Che scherzo di merda gli ha fatto la testa. Ingoia la propria delusione e per distrarsi, farsi forza o punirsi si conficca le unghie nella carne delle cosce a sangue.
Ed eccolo, il soldato più forte dell’umanità, mentre torna con lo spirito davanti al rottame del suo comandante, mentre cerca di non sgretolarsi in mille pezzettini al suono della supplica bassa e incerta, un’inflessione finora sconosciuta della voce di questo bastardo egoista che gli sta affidando la salvezza della sua anima. 
Che cazzo, ciò che Erwin gli sta chiedendo è molto più di una vita insieme, di ingrigire sotto un portico al lento incedere delle stagioni, di godere del calore del corpo dell’altro, di carezze ruvide, di barba del mattino, di lenzuola fresche di bucato dove riposare insieme, di milioni di tazze di tè davanti a una scacchiera. Quelle cose non sono per lui, per loro. Per loro c’è questo: sognare e morire.
Inspira ed è stranamente calmo quando apre la bocca e sussurra una sentenza di morte che è la più grande dichiarazione d’amore di cui è capace.

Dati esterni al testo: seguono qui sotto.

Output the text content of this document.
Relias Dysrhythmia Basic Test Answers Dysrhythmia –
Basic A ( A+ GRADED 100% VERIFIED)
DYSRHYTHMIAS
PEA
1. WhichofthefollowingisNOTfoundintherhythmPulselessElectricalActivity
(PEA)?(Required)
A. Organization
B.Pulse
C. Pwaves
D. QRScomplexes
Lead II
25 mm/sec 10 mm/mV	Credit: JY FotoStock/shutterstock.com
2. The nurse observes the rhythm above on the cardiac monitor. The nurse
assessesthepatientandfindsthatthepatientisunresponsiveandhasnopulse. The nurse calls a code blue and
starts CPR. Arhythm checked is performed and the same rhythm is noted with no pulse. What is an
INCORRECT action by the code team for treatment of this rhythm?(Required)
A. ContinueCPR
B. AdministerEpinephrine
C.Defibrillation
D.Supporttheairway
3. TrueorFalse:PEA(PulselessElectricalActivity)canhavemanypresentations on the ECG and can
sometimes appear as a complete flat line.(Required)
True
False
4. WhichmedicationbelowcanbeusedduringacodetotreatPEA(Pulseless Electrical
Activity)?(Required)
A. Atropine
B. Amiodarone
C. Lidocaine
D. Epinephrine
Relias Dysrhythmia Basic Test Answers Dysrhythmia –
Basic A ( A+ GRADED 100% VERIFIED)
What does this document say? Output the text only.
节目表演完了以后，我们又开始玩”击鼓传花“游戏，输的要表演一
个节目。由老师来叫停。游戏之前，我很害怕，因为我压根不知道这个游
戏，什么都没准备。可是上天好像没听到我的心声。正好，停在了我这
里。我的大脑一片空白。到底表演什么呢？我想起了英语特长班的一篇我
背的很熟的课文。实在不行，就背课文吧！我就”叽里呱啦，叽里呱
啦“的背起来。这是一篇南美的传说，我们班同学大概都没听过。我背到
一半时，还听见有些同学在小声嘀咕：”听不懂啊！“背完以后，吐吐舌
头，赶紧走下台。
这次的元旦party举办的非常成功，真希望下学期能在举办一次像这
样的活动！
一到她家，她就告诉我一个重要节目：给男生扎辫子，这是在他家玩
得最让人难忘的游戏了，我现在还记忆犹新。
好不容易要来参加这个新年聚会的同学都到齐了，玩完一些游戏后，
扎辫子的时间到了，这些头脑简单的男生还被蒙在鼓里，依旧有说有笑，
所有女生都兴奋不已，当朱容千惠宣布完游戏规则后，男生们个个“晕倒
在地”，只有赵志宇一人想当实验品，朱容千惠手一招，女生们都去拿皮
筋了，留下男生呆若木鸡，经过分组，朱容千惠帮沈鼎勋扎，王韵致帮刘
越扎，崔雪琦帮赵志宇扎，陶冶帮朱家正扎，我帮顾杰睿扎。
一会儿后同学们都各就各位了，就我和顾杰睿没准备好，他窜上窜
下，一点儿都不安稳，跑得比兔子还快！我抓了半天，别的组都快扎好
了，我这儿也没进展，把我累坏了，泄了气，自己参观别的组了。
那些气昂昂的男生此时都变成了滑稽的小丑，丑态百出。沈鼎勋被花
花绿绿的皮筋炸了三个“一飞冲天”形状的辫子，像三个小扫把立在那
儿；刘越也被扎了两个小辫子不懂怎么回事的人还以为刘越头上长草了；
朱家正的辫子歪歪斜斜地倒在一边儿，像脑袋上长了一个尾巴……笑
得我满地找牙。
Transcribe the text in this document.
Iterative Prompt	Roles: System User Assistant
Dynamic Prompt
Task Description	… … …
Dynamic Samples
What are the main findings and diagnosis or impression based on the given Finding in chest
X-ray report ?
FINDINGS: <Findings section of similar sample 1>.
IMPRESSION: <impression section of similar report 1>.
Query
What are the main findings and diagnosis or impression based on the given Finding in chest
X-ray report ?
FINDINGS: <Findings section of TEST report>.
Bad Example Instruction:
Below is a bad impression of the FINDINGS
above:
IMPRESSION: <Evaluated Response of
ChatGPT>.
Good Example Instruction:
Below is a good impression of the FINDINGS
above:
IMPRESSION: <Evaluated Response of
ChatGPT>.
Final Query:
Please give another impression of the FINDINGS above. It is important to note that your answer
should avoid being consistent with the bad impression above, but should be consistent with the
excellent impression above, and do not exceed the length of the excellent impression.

L’unico anello che può permettersi di regalargli.
Il movimento della testa, le spalle che si alleggeriscono, il sorriso sereno che riceve in cambio infesteranno il resto della sua vita come uno spettro. 
Gli occhi che dicono sì, lo voglio lo fanno volare alto per l’ultima volta.
Infine Erwin distoglie lo sguardo dal suo e il cielo lo abbandona per sempre.
 
«Grazie Levi.»
 
Solo Levi, Levi e basta.
 
 
 
 
 
 
 
 
 
 
“Siamo tutti costretti, per renderci sopportabile la realtà,
a coltivare dentro di noi qualche piccola follia.”
 
Marcel Proust, "Alla ricerca del tempo perduto"
 
 
 
 
 
 
 
 
 
[Ho buttato giù questa storiella di getto e solo alla fine mi sono ricordata che Levi scopre di essere un Ackerman prima di Shiganshina… ma come ho potuto?! Sono pessima, lo so, scusate. Mi sono disperata, incazzata, ho parcheggiato questa os per un bel po’ prima che AmiPond88 e Drisinill mi convincessero a pubblicarla comunque. Grazie!
Un abbraccio anche a Orikunie, Tiger e Moira che mi su(/o)pportano sempre, anche se in questo caso non gliene importa un fico secco di aot!]